The social media company announced Wednesday evening that it purged the accounts the night before after being alerted by the FBI. At least some of the accounts had been active for months.
“We identified these accounts quickly, removed them from Twitter and shared full details with our peers, as standard,” Twitter said in a statement. “They had very low engagement and did not make an impact on the public conversation. Our capacity and speed continue to grow, and we’ll remain vigilant.”
The FBI told The Washington Times that it provided information to Twitter to “better protect against threats to the nation’s security and our democratic processes” but did not elaborate further.
“Although we cannot discuss the specific information provided, the FBI regularly shares information with social media companies so they can better protect their platforms,” the FBI told The Times.
Twitter offered few additional details besides a sample of posts made on the platform by four of the roughly 130 accounts it removed.
Although the accounts and their content are no longer available on Twitter, available evidence shows at least some of the users claimed to live in the U.S. and posted regularly on the platform.
One of the four accounts cited by Twitter, @78williamjones, claimed to belong to a political analyst and journalist from Brooklyn who has regularly posted negative comments about President Trump.
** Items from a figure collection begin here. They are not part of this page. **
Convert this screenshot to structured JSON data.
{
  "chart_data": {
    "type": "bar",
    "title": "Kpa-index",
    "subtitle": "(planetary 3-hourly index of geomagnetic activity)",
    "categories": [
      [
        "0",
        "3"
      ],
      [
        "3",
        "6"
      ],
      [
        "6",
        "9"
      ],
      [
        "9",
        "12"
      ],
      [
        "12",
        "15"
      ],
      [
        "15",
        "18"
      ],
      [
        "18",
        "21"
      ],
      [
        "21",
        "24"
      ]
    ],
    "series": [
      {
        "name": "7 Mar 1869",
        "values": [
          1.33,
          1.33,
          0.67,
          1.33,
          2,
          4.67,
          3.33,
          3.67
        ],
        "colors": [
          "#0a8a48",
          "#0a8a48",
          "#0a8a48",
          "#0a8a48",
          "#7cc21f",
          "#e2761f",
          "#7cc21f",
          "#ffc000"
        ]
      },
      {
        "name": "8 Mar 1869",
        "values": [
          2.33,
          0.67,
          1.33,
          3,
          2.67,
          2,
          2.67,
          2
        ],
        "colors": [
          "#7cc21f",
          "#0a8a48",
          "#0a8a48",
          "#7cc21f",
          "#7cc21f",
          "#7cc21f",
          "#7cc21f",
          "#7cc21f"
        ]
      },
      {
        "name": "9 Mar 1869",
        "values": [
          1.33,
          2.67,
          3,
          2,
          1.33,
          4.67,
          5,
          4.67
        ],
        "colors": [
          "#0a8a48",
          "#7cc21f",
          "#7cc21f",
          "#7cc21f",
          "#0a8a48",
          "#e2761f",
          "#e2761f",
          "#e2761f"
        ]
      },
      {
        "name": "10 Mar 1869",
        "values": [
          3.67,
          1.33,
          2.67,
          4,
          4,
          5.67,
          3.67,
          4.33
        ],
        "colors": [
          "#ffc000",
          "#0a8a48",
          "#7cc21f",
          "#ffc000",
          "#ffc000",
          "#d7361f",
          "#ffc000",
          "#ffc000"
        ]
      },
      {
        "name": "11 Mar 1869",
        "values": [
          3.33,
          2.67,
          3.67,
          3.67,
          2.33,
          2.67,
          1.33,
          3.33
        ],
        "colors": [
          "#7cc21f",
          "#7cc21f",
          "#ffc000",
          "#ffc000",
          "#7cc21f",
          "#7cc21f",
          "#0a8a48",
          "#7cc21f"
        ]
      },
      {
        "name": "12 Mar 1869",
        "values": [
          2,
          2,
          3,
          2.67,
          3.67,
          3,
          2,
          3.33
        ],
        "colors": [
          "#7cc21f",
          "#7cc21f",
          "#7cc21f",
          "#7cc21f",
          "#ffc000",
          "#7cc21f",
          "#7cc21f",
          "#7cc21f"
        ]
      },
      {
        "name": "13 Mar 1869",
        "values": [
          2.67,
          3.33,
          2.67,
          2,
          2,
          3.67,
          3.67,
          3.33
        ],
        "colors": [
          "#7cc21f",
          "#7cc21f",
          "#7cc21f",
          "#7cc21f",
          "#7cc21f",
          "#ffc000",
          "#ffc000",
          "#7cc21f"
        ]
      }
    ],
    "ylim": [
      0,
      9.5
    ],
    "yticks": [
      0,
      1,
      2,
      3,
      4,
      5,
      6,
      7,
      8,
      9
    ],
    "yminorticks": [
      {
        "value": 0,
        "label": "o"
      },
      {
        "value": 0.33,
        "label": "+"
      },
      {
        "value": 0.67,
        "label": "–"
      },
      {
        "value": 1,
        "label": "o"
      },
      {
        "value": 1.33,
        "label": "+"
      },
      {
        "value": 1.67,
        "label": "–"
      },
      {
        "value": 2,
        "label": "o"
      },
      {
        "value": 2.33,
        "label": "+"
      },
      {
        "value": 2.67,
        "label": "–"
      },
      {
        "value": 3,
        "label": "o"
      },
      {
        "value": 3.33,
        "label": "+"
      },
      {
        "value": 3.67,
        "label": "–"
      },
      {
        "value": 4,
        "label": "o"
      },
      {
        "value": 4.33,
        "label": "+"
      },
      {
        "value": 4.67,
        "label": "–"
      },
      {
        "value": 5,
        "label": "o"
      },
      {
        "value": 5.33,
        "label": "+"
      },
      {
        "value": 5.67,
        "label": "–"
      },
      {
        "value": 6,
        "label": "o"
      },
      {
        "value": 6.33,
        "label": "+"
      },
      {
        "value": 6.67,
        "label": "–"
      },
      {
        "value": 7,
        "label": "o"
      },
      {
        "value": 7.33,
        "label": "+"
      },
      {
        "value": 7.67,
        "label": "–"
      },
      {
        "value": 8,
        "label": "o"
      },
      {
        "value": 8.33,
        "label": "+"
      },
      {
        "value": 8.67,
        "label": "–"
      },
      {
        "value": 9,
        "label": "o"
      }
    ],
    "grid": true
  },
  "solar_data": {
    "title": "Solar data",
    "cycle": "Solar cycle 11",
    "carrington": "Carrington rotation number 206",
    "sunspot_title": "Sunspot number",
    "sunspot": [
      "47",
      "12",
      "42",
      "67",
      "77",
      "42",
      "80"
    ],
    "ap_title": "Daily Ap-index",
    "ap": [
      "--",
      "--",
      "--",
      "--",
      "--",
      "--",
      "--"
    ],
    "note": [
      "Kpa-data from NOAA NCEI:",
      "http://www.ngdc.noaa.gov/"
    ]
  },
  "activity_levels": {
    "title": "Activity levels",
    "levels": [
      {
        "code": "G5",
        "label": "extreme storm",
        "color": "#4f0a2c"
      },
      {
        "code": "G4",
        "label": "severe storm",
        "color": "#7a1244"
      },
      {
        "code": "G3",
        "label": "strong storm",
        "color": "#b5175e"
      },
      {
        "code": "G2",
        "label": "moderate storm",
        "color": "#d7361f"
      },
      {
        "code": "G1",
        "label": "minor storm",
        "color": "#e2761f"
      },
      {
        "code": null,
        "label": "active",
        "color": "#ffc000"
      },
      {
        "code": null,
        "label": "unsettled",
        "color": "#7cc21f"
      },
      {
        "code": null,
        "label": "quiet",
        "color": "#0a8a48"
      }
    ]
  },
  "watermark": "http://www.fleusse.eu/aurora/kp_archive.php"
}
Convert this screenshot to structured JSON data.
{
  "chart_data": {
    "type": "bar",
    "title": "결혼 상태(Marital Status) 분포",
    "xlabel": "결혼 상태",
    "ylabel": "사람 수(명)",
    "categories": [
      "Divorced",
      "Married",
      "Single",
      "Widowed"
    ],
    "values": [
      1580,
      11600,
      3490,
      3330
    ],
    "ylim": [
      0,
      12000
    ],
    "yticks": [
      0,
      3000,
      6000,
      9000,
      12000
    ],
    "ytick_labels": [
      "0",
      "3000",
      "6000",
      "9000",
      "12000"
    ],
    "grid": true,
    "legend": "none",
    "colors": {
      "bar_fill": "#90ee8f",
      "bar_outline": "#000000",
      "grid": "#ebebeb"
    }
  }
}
A cached version of the account’s Twitter profile shows it was created in June 2020. It posted more than 1,200 times on the platform and was followed by more than 5,000 accounts before it was removed.
Among the other accounts Twitter cited: @JackQanon seemed to take its name from the far-right QAnon conspiracy theory movement and regularly posted glowing remarks about the Republican president; @oliviabrown29 claimed to belong to a Miami-based student journalist who frequently shared posts supportive of Democratic presidential challenger Joseph R. Biden; and @emilysherifff purported to be a Trump supporter and had referenced the president’s remark about the controversial Proud Boys group during Tuesday’s debate.
Twitter was among several social media platforms exploited by foreign actors during the previous White House race in 2016 to sow discord and amplify political misinformation and propaganda.
“The FBI is actively engaged with our federal partners, election officials and the private sector to mitigate foreign threats to our nation’s security and our elections,” the FBI told The Times.